At the village board’s Aug. 15 meeting, trustees approved updating Riverside’s liquor code to create a new kind of liquor license and issuing one of those licenses to the SSA Group, which handles the zoo’s concessions operations, including the sale of food, drink and retail merchandise. While the board considered both motions separately, trustees did not discuss them.
The SSA Group first obtained a liquor license from Riverside in 2020 when the village board granted it a Class B-Special license, which allowed the zoo to sell beer and wine for on-site consumption at specific areas within its premises. The annual fee for this kind of license is $10,500.
According to agenda packet documents from the village board meeting, the SSA Group had reached out to village staff about the zoo’s plan to “expand [its] liquor operations” to the Discovery Center, on the eastern side of the park toward its north entrance, where it aims to sell alcohol “for off-premises consumption, including sampling or tasting promotions.”
While the Discovery Center is mostly within Brookfield, “A very, very small piece of [it] would fall in Riverside, triggering the need for us to give [the SSA Group] a liquor license,” Village Clerk Ethan Sowl told trustees.

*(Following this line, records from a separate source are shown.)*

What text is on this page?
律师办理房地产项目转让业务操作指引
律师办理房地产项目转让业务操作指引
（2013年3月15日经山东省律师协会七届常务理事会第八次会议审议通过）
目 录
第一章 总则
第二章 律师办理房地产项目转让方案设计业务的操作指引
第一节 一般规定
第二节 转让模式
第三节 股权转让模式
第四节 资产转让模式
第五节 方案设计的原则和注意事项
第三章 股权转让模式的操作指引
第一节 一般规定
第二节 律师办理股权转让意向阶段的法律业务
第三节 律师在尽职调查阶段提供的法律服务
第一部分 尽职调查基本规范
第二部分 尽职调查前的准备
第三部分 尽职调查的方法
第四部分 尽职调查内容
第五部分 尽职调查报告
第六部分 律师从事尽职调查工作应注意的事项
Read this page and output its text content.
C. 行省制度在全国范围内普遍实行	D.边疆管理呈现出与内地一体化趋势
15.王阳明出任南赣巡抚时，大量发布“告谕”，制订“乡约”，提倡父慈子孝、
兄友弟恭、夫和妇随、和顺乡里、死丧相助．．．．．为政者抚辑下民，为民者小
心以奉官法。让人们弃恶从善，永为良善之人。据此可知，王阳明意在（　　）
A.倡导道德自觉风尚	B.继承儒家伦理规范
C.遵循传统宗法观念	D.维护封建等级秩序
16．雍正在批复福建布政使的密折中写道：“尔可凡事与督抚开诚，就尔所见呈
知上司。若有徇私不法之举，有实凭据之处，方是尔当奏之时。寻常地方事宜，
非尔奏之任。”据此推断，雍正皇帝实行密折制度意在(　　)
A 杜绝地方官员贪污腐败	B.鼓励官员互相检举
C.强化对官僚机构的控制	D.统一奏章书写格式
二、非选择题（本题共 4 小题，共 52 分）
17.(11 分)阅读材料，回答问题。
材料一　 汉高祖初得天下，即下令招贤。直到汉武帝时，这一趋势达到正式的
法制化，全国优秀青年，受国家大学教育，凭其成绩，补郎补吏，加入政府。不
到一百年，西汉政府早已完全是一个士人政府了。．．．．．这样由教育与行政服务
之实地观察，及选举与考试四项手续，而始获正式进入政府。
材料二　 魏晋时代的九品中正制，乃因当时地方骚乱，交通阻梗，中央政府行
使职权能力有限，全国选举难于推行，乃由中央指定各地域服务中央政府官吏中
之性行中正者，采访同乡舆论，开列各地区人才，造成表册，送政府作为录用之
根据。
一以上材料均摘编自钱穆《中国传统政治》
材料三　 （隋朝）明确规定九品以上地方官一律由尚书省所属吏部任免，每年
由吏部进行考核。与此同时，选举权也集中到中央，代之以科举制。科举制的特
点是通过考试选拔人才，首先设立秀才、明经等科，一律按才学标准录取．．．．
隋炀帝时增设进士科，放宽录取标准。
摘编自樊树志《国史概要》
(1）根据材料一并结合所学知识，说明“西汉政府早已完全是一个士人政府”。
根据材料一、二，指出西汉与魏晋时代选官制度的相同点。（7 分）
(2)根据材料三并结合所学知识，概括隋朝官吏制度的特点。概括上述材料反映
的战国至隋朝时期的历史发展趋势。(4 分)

However, the Class B-Special license Riverside had issued does not permit the sale of alcohol for off-premises consumption, meaning the village did not have an applicable license it could issue to the SSA Group to allow the zoo to expand its liquor sales.
Now, following board approval, the village has renamed Class B-Special licenses to Class B licenses and created an add-on Class B-1 license that will allow the zoo to sell beer and wine at the Discovery Center in accordance with the zoo’s other planned provisions. The SSA Group can choose not to renew the add-on liquor license if the zoo changes course in the future and stops selling alcohol at the Discovery Center.
The yearly fee for the new kind of license is $450, bringing the SSA Group’s annual total for both licenses to $10,950.
Immediately after passing the ordinance to amend Riverside’s liquor code, trustees passed another ordinance to authorize the issuance of a newly created Class B-1 liquor license to the SSA Group.